Women who smoke before or after a diagnosis of breast cancer have a significantly higher risk for death from breast cancer, respiratory tract cancers, and other causes than never smokers or quitters, follow-up results of a population-based prospective observation study show.

Among a subcohort of 4,562 women from the ages of 20 to 70, those who were active smokers within 1 year of a breast cancer diagnosis had a 25% greater risk for death from breast cancer, 14-fold higher risk for death from respiratory cancer, 6-fold risk for death from other respiratory diseases, and 2-fold higher risk for death from cardiovascular disease, found Dr. Michael N. Passarelli of the University of California, San Francisco, and his colleagues.

“Our study reinforces the importance of cigarette smoking cessation in women with breast cancer.
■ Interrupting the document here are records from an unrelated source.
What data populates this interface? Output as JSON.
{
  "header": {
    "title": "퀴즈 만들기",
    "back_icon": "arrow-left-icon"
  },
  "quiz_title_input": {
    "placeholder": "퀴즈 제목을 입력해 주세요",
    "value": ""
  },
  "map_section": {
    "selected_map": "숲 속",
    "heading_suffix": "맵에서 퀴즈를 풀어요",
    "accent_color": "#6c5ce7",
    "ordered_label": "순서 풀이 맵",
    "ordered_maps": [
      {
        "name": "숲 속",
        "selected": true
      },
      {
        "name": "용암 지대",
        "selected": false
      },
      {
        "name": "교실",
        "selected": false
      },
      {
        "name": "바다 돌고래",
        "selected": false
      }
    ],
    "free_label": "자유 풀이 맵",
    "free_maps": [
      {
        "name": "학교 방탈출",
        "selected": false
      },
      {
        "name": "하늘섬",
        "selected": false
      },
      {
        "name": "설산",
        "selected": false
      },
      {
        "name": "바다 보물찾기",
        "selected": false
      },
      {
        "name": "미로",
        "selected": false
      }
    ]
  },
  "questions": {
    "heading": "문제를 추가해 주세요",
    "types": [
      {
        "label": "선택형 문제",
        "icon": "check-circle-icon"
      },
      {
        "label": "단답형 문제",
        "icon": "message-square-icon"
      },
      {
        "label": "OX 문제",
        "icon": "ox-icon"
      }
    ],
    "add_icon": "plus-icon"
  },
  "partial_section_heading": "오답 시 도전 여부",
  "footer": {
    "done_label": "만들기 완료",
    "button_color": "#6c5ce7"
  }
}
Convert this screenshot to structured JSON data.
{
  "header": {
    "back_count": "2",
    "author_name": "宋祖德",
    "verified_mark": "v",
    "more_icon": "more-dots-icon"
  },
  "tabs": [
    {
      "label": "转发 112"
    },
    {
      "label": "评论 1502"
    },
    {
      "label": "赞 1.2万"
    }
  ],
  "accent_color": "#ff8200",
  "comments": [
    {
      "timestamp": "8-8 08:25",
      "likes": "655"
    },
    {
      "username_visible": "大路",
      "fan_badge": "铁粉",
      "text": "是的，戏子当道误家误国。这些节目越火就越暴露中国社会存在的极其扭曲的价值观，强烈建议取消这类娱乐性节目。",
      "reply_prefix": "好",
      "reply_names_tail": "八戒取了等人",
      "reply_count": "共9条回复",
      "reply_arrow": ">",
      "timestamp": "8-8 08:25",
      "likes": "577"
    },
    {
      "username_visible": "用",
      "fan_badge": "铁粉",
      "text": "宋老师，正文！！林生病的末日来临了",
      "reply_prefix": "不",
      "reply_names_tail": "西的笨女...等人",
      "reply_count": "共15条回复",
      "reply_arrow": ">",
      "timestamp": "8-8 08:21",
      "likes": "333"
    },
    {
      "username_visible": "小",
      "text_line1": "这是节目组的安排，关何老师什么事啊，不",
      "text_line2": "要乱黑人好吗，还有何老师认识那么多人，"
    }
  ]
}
For the minority of breast cancer survivors who continue to smoke after their diagnoses, these results should provide additional motivation to quit,” they write (J Clin Oncol. 2016 Jan 25. doi: 10.1200/JCO.2015.63.9328).

The investigators studied a cohort of 4,562 women who had taken part in the Collaborative Breast Cancer and Women’s Longevity Study, conducted in Massachusetts, New Hampshire, and Wisconsin. The study enrolled 20,691 women diagnosed from 1988 through 2008 with incident localized or regional invasive breast cancer.

The investigators re-contacted 4,562 participants a median of 6 years after their diagnosis. For women who reported smoking after breast cancer diagnosis, they calculated survival from the date of return of the questionnaire to the date of death or the end of follow-up.

The authors also created pre- and post-diagnosis proportional hazard regression models controlling for body mass index, education, parous status, age at first birth, menopausal status, family history of breast cancer, use of post-menopausal hormones, alcohol consumption, and the number of years between date of diagnosis and return of the study questionnaire.

For women who reported being active smokers within 1 year before a breast cancer diagnosis, hazard ratios (HR) for death from various causes were as follows (all statistically significant as shown by confidence intervals): breast cancer, HR 1.25; respiratory cancer, HR 14.48; other respiratory disease, HR 6.02; cardiovascular disease, HR 2.08.

For the 434 women (10%) who reported active smoking after diagnosis, the HR for breast-cancer death vs. never smokers was 1.72. Compared with women who continued to smoke, women who quit smoking after diagnosis had a lower risk for both breast-cancer death (a non-significant trend) and respiratory-cancer deaths (HR 0.39).